Former Springboks head coach Ian McIntosh has argued that Rassie Erasmus should be “commended” for his hour-long video critique of referee Nic Berry.
South Africa’s director of rugby Erasmus will soon face a World Rugby disciplinary hearing for the video which was publicised on Vimeo, which criticised the officiating performance from the first test against the British and Irish Lions.
The video, which World Rugby has said breached their regulations, has been described as a necessary critique by McIntosh in an interview with IOL, as he believes it may force the sport’s administrators revise the laws of the game.
Cheslin is obviously played in the air and clearly not direct into touch!!More importantly for youngsters watching this clip!!!! Please never move or touch an injured player on the ground, its reckless and dangerous!

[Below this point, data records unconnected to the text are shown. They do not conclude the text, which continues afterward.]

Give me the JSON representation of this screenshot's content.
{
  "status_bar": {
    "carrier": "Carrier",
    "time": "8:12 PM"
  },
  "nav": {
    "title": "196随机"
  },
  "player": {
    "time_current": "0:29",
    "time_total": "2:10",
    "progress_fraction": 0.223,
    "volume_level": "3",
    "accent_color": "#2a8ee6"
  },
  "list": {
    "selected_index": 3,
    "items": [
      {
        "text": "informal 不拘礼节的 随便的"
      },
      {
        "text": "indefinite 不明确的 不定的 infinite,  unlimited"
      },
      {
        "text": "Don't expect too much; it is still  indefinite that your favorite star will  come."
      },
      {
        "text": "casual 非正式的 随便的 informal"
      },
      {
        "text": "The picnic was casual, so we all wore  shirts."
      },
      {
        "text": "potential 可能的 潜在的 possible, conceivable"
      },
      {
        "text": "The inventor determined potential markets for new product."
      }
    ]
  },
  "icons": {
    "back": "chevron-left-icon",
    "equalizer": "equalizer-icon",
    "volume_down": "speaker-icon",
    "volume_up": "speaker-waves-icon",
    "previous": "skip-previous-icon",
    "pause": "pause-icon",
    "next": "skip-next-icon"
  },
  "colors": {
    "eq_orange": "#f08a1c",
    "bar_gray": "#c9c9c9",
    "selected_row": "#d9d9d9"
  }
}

Leave this to the 🏥 🙏🏼@WorldRugby @Springboks @lionsofficial pic.twitter.com/lEcp5L4PBf
— Rassie Erasmus (@RassieRugby) July 26, 2021
Ian McIntosh on rugby becoming too complicated.
“It is not for me to say whether Rassie used the correct channels but I do feel that something had to be done to gain the attention of the officials because the game has become far too complicated and a stop-start affair,” McIntosh said.

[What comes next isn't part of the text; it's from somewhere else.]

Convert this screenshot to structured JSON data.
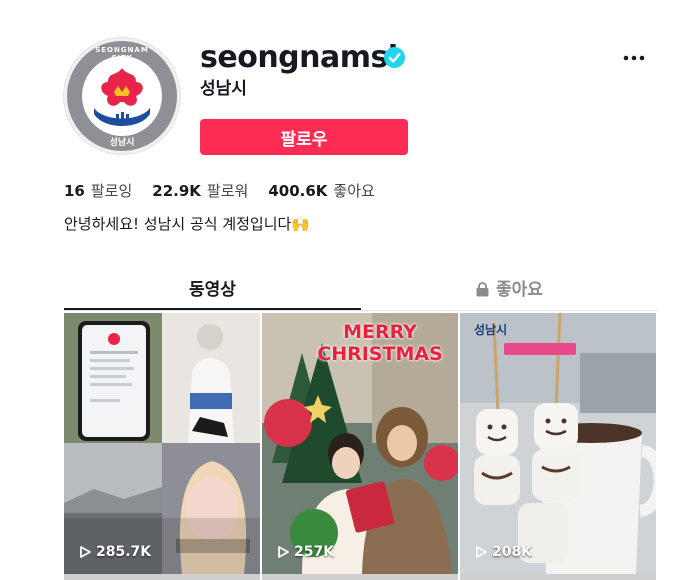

“It has been spoilt for players, coaches and the spectators. The game has become over-officiated because of too many ‘provisions’ being added each year to the laws.
“Instead of World Rugby disciplining Rassie, he should be commended and a committee established to revise the laws which are too many, contradictory, and in some cases, nonsensical.
“Can someone respectfully inform World Rugby that the laws were intended to keep the game flowing, not stop it, and that the referee should become number 31 on the field again and not number one?”
Rassie Erasmus could face severe punishments.
While McIntosh has argued that Erasmus should be commended for the video he made, it is far more likely that he will be punished by World Rugby.
Under World Rugby’s regulation 18, Erasmus could face several kinds of punishment for misconduct. On the lower end of the scale, the Springboks director of rugby could be simply warned over his behaviour or made to pay a fine.
On the higher end of the scale, Erasmus could be suspended from attending a certain number of matches, suspended from being involved in the game in any way or even have the Springbok’s win over the Lions’ cancelled.
The cancellation of any match results is highly unlikely, but it is entirely possible that Erasmus, who often acts as the Springboks‘ water carrier, will be prevented from attending several of South Africa’s upcoming matches.